Mastra npm Supply Chain Attack Poisons 140+ AI Packages
Attackers infected more than 140 packages from the Mastra AI ecosystem through npm. The malicious code ran right after npm install or npm update. So the infection could reach developer workstations and build servers, even when the package was never imported into application code. Microsoft reported the campaign.
How the Attackers Got In
The attackers gained access to the npm account of a developer named ehindero. That account had rights to publish updates in the mastra and @mastra namespaces. Through the hijacked account, they released poisoned versions of the packages. Each one added a dependency on easy-day-js@^1.11.21. Every malicious release was tagged latest, so npm picked it automatically on install.
How the Anomaly Surfaced
The publishing history gave the attack away. Versions of mastra up to 1.13.0 shipped through GitHub Actions with build provenance checks. By contrast, mastra 1.13.1 was published by hand from an anonymous email service. Nothing in the Mastra repository explained the new dependency. You can read Microsoft’s full technical breakdown for the timeline.
The easy-day-js Typosquat
The easy-day-js package posed as the popular dayjs library. That real library sees more than 57 million weekly downloads. The authors copied its description, repository link, and the real developer’s name. The first version, easy-day-js 1.11.21, shipped clean on June 16. Then, on June 17, they released 1.11.22. The library code stayed the same. However, they added a postinstall handler to package.json that ran a hidden script, setup.cjs.
What the Malware Did
After install, the script disabled TLS certificate checks. It created service files in the system temp folder and downloaded a second stage from a command server. The fetched code was saved under a random name. It then ran as a separate hidden Node.js process and waited for new commands. From there, the attackers could run arbitrary code, change settings, or shut down the implant.

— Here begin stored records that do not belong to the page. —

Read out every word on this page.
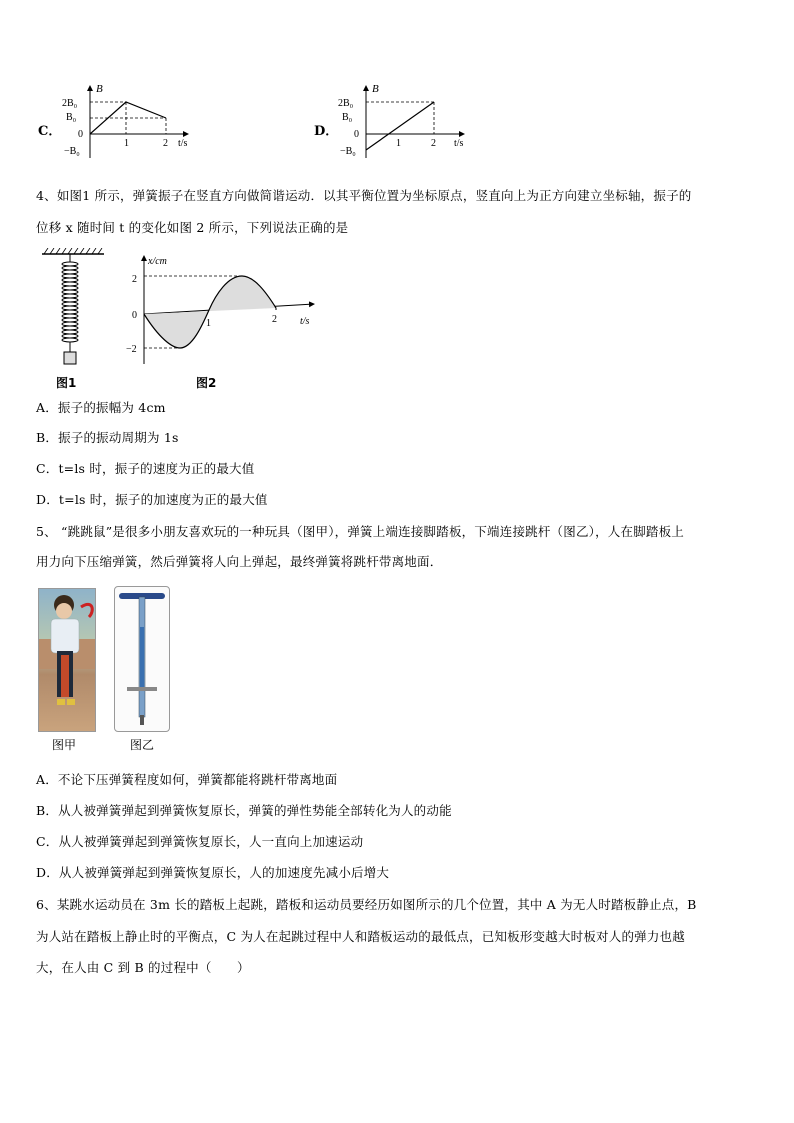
C．
B
t/s
2B₀
B₀
0
−B₀
1	2
D．
B
t/s
2B₀
B₀
0
−B₀
1	2
4、如图1 所示，弹簧振子在竖直方向做简谐运动．以其平衡位置为坐标原点，竖直向上为正方向建立坐标轴，振子的
位移 x 随时间 t 的变化如图 2 所示，下列说法正确的是
图1
x/cm
t/s
2
0
−2
1	2
图2
A．振子的振幅为 4cm
B．振子的振动周期为 1s
C．t=ls 时，振子的速度为正的最大值
D．t=ls 时，振子的加速度为正的最大值
5、 “跳跳鼠”是很多小朋友喜欢玩的一种玩具（图甲），弹簧上端连接脚踏板，下端连接跳杆（图乙），人在脚踏板上
用力向下压缩弹簧，然后弹簧将人向上弹起，最终弹簧将跳杆带离地面．
图甲	图乙
A．不论下压弹簧程度如何，弹簧都能将跳杆带离地面
B．从人被弹簧弹起到弹簧恢复原长，弹簧的弹性势能全部转化为人的动能
C．从人被弹簧弹起到弹簧恢复原长，人一直向上加速运动
D．从人被弹簧弹起到弹簧恢复原长，人的加速度先减小后增大
6、某跳水运动员在 3m 长的踏板上起跳，踏板和运动员要经历如图所示的几个位置，其中 A 为无人时踏板静止点，B
为人站在踏板上静止时的平衡点，C 为人在起跳过程中人和踏板运动的最低点，已知板形变越大时板对人的弹力也越
大，在人由 C 到 B 的过程中（　　）
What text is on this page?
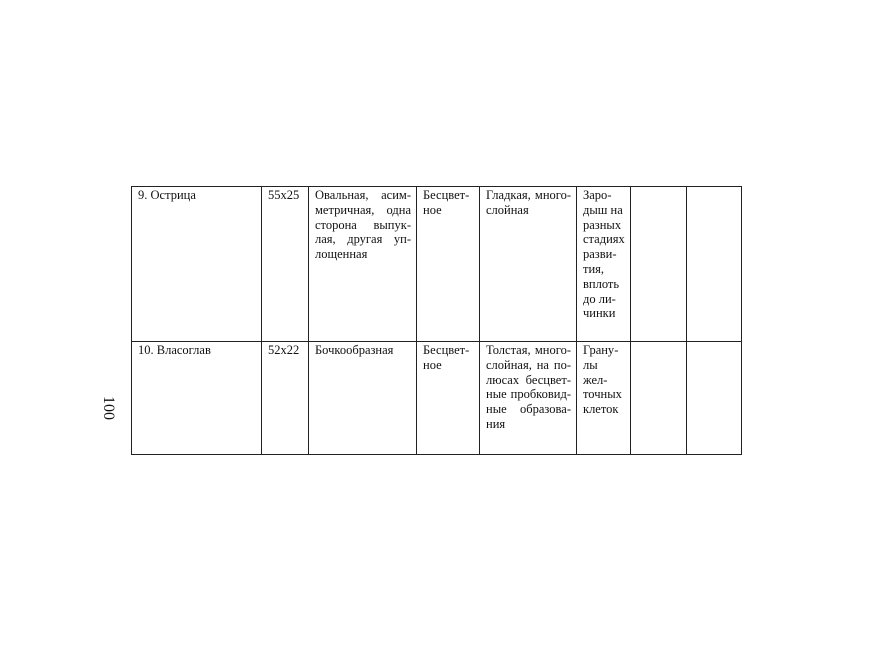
100
9. Острица	55х25	Овальная, асимметричная, одна сторона выпуклая, другая уплощенная	Бесцветное	Гладкая, многослойная	Зародыш на разных стадиях развития, вплоть до личинки		
10. Власоглав	52х22	Бочкообразная	Бесцветное	Толстая, многослойная, на полюсах бесцветные пробковидные образования	Гранулы желточных клеток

Cross-Platform Persistence
On Windows, macOS, and Linux, the malware dug in and posed as Node.js and NVM components. On Windows, it used an autostart entry. On macOS, it created a LaunchAgent. On Linux, it added a user systemd service. The program collected the computer name, user details, installed apps, and running processes. It also grabbed browser history. Then it hunted for crypto wallet extensions in Chrome, Edge, and Brave. The target list held 166 wallet identifiers, including MetaMask, Phantom, Coinbase Wallet, and Binance Wallet.
A SYSTEM-Level PowerShell Backdoor
On some infected Windows machines, Microsoft saw a PowerShell backdoor pulled from separate infrastructure. The backdoor erased PowerShell history. It added an exclusion for Microsoft Defender and installed a service with SYSTEM rights. Microsoft linked the campaign with high confidence to the North Korean group Sapphire Sleet. That group most often targets financial organizations.
Response and Mitigation
Microsoft shared its findings with the npm security team. The infected versions were removed from the registry. The attacker also lost publish rights in the @mastra namespace. Developers should check package-lock.json, node_modules, and CI/CD logs for easy-day-js. Rotate tokens, passwords, and API keys from any potentially infected machines. Review outbound connections to the command-server addresses too.
Microsoft lists mastra 1.13.0 and earlier as safe. It also lists @mastra/core 1.42.0 and earlier as safe. When auditing dependencies, you can run installs with the –ignore-scripts flag. That stops npm from executing postinstall handlers.